Childersburg’s DeSoto Caverns

Childersburg’s DeSoto Caverns

Formerly known as Kymulga Cave, Desoto Caverns in Childersburg, Alabama is a privately owned cave run as a tourist attraction. The main room is more than ten stories high and wired for audiovisual presentations. The cave was used by Native Americans as a burial ground before Europeans arrived in the region. Spanish explorer Hernando de Soto visited the caverns in 1540 while meeting with the Coosa people. It was mined for saltpeter during the civil war and housed moonshine stills during prohibition.
Photo by NealVickers

DeSoto Caverns is a series of caves and a tourist attraction located in Childersburg, Talladega County, Alabama. Located in the foothills of the Appalachian Mountains, it is touted as “Alabama’s Big Cave”.

DeSoto Caverns is an amazing underground world with a rich history. Before being commercialized as DeSoto Caverns, the cave was well known locally as Kymulga Cave. There is evidence that the cave was formerly used by Native Americans, and it was mined during the Civil War.During the Civil War, the caverns (then known as Kymulga Cave) became an important source of saltpeter (calcium nitrate), which was used in the manufacture of gunpowder by the Confederacy.

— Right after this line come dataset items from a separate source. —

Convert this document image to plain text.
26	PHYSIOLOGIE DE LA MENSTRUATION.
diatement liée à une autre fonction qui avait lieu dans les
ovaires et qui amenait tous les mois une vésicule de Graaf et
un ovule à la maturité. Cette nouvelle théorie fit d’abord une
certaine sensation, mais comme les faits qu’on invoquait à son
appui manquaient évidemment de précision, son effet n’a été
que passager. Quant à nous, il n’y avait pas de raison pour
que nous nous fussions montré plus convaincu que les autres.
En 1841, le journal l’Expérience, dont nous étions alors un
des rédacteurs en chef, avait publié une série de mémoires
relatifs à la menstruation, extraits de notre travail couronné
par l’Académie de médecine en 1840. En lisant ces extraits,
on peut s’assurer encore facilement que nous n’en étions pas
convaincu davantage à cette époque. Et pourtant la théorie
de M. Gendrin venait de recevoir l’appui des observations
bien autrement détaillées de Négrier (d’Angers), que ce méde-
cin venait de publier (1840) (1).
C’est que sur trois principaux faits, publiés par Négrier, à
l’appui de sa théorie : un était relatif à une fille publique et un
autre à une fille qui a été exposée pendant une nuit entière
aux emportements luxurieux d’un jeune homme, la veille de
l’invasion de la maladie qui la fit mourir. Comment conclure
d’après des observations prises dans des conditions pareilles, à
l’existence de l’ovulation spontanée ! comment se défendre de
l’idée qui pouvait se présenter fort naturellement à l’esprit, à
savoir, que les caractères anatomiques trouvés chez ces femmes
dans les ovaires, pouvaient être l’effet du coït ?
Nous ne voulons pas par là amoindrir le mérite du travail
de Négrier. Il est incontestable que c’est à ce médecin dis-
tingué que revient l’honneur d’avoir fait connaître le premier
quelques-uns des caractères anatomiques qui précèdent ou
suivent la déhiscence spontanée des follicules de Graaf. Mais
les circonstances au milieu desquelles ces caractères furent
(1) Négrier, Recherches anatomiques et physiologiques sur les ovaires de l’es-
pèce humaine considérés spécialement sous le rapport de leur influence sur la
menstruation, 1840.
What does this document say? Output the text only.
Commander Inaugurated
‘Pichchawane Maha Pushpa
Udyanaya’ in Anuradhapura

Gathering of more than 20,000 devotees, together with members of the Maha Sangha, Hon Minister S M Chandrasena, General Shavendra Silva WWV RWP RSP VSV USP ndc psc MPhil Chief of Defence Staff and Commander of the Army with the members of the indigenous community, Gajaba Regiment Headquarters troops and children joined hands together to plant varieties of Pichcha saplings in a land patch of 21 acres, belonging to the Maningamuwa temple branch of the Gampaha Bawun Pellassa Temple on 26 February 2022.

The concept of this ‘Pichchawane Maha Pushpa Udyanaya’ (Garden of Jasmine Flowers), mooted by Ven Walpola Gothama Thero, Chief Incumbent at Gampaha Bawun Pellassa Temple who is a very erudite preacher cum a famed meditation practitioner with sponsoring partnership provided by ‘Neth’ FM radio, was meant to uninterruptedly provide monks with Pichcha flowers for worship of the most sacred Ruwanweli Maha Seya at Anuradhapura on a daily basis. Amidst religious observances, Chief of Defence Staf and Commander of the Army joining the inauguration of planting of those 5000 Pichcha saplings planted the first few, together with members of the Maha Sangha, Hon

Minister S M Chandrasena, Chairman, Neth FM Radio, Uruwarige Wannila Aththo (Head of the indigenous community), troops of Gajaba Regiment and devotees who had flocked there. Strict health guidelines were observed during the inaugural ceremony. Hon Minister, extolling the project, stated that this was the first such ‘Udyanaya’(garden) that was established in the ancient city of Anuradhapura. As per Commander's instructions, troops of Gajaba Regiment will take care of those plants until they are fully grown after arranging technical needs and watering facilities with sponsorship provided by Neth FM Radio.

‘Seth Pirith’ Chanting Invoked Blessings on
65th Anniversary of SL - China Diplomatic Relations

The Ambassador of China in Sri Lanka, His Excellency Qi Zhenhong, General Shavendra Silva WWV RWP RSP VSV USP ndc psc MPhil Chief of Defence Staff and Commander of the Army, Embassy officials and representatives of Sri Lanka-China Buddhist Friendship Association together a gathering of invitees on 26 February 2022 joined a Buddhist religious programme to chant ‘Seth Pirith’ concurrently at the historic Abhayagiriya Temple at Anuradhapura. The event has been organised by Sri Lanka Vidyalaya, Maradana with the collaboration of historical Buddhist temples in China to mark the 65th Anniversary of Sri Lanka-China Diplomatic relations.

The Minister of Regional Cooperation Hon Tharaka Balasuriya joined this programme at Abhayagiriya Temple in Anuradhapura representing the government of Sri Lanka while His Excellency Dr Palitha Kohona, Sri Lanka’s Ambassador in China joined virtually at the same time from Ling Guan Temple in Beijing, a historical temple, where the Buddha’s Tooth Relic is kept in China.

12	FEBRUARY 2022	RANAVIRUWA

In the early 1920s, after the 18th Amendment to the Constitution prohibited the manufacture and sale of alcohol, illicit outlets for buying and consuming alcohol (known as speakeasies) proliferated throughout the United States. These sites were often located in isolated areas to avoid detection by authorities. DeSoto Caverns was an ideal location—remote but close to the city of Birmingham—and it was operated as a speakeasy that included gambling and dancing. It quickly gained a bad reputation after repeated shootings and fights and became known as “The Bloody Bucket.” There are still bullet holes evident in the rock formations. Its reputation finally proved its undoing when federal agents raided it and closed it.

The Cathedral Room, the main room of the cave, is as long as a football field and 12 stories high. It was thought at one time that the cave system was very large, extending from near Childersburg to Talladega, Alabama. However, explorations have revealed only one place where the cave continues for any distance beyond the main room. At the left end of the rear wall of the main room, the cave continues some two or three hundred yards, ending at a blank wall and a small pool of water.